Termin dorosłe dzieci jest w przypadku tego artykułu bardzo istotny, warto jednak poświęcić jeszcze kilka słów na dzieciństwo, bowiem efekty konfliktu rodziców najczęściej już wtedy są widoczne w psychice córki lub syna. Wśród zaburzeń można wymienić:

  • Objawy somatyczne (bóle brzucha i głowy, wymioty, wysoka gorączka),
  • Zaburzenia lękowe oraz nerwicowe,
  • Zaburzenia nastroju i emocjonalne,
  • Niskie poczucie własnej wartości,
  • Agresywność, irytacja,
  • Samookaleczanie,
  • Zaburzenia rozwoju (jąkanie się, moczenie mimowolne, problemy ze snem, koszmary),
  • Trudności w nauce,
  • Zachowania kompulsywne, takie jak rozdrapywanie skóry do krwi,
  • Introwertyzm oraz zamknięcie się w sobie,
  • Ucieczki z domu,
  • Próby samobójcze,
  • Narkotyzowanie się, alkoholizm, kłamstwa, etc.

Nie są to więc objawy, które można łatwo zignorować. Jeśli jednak tak się dzieje lub działo, warto wiedzieć, że w takim przypadku mowa także o zaniedbaniu emocjonalnym dziecka, co jest formą przemocy psychicznej.

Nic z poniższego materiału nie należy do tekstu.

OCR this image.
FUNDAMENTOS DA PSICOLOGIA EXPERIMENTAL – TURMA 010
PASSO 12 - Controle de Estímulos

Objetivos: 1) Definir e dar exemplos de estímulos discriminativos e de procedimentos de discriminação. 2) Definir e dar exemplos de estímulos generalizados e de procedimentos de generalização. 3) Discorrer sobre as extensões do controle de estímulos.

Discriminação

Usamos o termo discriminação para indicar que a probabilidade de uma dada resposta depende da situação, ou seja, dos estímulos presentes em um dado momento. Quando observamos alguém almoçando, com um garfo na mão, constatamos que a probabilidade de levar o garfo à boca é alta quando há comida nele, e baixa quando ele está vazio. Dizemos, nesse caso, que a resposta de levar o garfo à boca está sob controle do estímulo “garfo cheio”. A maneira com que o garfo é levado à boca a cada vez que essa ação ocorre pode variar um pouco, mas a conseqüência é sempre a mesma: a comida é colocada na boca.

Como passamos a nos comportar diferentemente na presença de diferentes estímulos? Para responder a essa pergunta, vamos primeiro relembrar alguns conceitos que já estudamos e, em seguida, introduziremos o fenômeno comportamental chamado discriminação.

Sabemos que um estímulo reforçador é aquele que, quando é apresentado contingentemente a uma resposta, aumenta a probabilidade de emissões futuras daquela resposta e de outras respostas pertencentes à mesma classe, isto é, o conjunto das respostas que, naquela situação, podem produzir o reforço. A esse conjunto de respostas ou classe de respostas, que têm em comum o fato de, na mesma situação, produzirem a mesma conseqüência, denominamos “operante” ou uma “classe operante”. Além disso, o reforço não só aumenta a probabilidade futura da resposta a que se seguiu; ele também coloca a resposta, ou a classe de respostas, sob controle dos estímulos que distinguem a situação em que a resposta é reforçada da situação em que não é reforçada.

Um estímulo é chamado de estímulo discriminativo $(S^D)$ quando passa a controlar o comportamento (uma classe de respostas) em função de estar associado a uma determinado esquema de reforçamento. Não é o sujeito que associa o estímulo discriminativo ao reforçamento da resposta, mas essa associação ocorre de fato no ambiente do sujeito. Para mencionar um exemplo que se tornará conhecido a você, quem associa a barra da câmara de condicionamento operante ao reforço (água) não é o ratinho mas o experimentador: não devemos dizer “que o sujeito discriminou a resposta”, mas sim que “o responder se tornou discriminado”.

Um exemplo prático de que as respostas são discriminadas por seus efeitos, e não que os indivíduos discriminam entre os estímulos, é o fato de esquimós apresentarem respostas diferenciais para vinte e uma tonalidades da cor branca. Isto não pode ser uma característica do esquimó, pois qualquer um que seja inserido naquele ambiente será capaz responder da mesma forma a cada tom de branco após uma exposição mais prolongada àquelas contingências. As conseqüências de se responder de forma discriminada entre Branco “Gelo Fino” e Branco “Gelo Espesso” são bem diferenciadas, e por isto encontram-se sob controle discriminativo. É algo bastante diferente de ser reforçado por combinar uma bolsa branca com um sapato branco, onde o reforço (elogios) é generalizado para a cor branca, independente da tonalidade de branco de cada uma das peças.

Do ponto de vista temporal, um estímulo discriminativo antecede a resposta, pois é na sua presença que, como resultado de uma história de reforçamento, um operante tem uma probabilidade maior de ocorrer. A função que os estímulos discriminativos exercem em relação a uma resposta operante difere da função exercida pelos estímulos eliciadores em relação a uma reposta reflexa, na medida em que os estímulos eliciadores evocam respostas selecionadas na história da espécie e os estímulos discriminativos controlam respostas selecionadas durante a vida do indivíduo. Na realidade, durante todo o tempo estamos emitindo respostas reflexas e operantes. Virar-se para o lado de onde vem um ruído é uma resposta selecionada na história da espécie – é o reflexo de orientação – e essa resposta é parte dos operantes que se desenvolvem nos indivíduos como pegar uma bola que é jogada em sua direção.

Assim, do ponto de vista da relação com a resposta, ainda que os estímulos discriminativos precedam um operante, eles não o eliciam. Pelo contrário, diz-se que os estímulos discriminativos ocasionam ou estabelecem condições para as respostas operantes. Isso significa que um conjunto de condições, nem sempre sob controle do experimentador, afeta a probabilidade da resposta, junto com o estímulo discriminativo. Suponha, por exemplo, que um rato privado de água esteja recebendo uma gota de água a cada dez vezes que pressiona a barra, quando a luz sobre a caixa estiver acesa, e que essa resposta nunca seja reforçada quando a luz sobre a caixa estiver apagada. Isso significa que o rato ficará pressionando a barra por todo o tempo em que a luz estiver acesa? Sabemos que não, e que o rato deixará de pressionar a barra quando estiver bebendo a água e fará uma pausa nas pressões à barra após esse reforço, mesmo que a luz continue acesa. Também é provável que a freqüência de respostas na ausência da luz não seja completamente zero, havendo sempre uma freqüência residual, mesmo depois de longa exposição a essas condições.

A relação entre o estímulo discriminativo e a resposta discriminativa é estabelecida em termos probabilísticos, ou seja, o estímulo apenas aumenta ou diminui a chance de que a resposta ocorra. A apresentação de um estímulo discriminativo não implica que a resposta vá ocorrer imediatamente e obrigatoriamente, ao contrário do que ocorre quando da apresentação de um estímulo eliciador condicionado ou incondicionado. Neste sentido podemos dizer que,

Dorosłe dzieci, czyli syndrom dorosłego dziecka z rodziny dysfunkcyjnej

O ile skrót DDA, dotyczący Dorosłych Dzieci Alkoholików, stał się czytelny dla większości społeczeństwa, tak niewiele mówi się o DDD (dorosłe dzieci z rodzin dysfunkcyjnych). Na podstawie poprzednich akapitów, dotyczących konfliktu rodziców oraz triangulacji, można już mieć pewne pojęcie, czego dotyczy DDD. Uszczegóławiając, są to osoby wychowane w rodzinach, gdzie role społeczne nie zostały zrealizowane lub też zostały one przejęte przez dzieci. Na pewno warto uświadomić sobie, że jako dziecko dorastało się w poczuciu zagrożenia, co razem z brakiem uwagi opiekunów ukształtowało Cię jako osobę dorosłą. Terapia jest w przypadku dorosłych dzieci bardzo istotna, pomocna zwłaszcza w zrozumieniu skąd biorą się napięcie, lęk, uczucie pustki oraz ciągły stres. Syndrom DDD może być trudny do dostrzeżenia, ze względu na to, że zaniedbania emocjonalne nie są tak oczywiste jak przemoc fizyczna czy problem alkoholowy. Nie oznacza to jednak, że są mniej istotne i nie zasługują na leczenie. Zadbaj o siebie oraz swoje wewnętrzne dziecko, aby w końcu poczuć się szczęśliwym.